Molti esperti infatti riconoscono la gravità dei fatti denunciati da Albanese, ma invitano alla prudenza: dimostrare l’intento genocidario è una delle prove più difficili da ottenere. Nei precedenti internazionali (Ruanda, ex Jugoslavia), il genocidio è stato accertato perché come la prova dell'intento specifico è stata fornita da documenti e ordini espliciti che hanno dimostrato un piano deliberato di sterminio.
La Corte Internazionale di Giustizia (ICJ), nella causa intentata dal Sudafrica contro Israele, ha riconosciuto il 26 gennaio 2024 l’esistenza di un rischio plausibile di violazione della Convenzione sul genocidio, ordinando a Israele di adottare “tutte le misure possibili” per prevenire tali atti e garantire l’ingresso degli aiuti umanitari.
Pur non trattandosi di una condanna definitiva, è comunque una valutazione giuridica che conferisce solidità alle preoccupazioni sollevate da Albanese.
Parallelamente, la Corte Penale Internazionale (ICC) ha avviato indagini per crimini di guerra e crimini contro l’umanità nei Territori palestinesi, pur senza — finora — formulare capi d’accusa esplicitamente legati al genocidio.
Le critiche rivolte ad Albanese si concentrano su tre aspetti principali:
- Assenza di prova diretta dell’intento genocidario.
I detrattori sostengono che non siano emersi documenti, ordini o piani che dimostrino la volontà di distruggere il popolo palestinese come gruppo. - Contestualizzazione militare.
Israele sostiene che le operazioni a Gaza abbiano come obiettivo esclusivo Hamas, e che i civili non siano bersagli intenzionali ma vittime collaterali di una guerra complessa. - Accusa di politicizzazione.
Stati Uniti e parte della diplomazia occidentale accusano Albanese di “lawfare”, ovvero di usare il diritto internazionale come arma politica.
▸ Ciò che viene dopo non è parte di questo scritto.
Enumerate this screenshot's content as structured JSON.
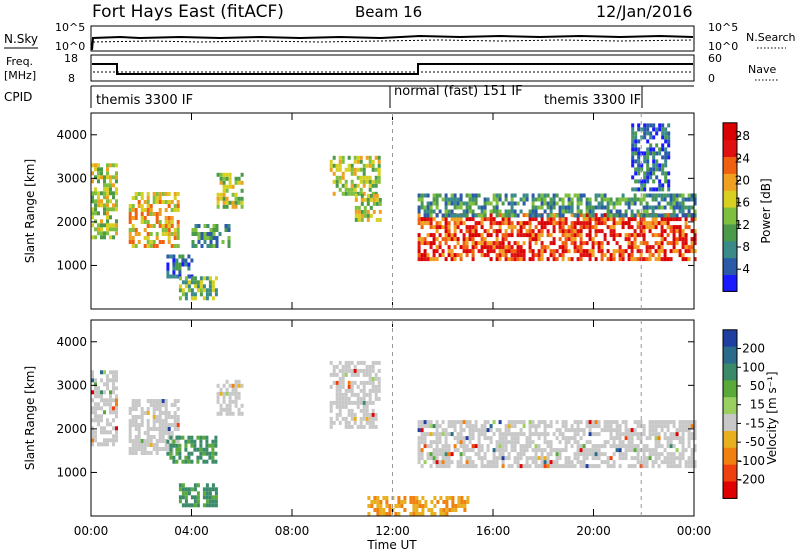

Le sanzioni statunitensi del 2025 contro di lei ne sono la manifestazione più evidente.
Albanese respinge queste accuse: «Chiedere il rispetto del diritto internazionale umanitario non è un atto politico, ma un dovere morale», ha replicato.
La vicenda di Francesca Albanese non riguarda solo una persona, ma l’autorevolezza stessa delle Nazioni Unite e la tenuta del diritto internazionale.
La sua figura è diventata simbolo di una tensione profonda: quella tra chi chiede che le istituzioni internazionali chiamino le cose con il loro nome, anche quando si tratta di un alleato occidentale, e chi teme che simili accuse possano indebolire il dialogo diplomatico o fornire argomenti ai gruppi estremisti.
In mezzo, resta il dato giuridico: nessun tribunale ha ancora accertato in via definitiva il genocidio, ma la Corte dell’Aia ha stabilito che l’ipotesi è “plausibile”. E questo, nel linguaggio prudente del diritto internazionale, è già un segnale di gravità eccezionale.
Le critiche politiche contro Francesca Albanese trovano terreno in un aspetto reale — la difficoltà di provare l’intento genocidario — ma non invalidano la sostanza del suo lavoro: documentare, con prove verificabili, gravi violazioni dei diritti umani.
Le sue tesi, insomma, sono fondate sul piano probatorio, anche se la parola “genocidio” resta, per ora, una qualificazione giuridica da accertare in tribunale.
Ciò che è certo è che la questione non si chiuderà con le polemiche, ma con i giudizi delle corti internazionali e la tenuta del diritto universale che Albanese, comunque la si pensi, ha riportato al centro del dibattito mondiale.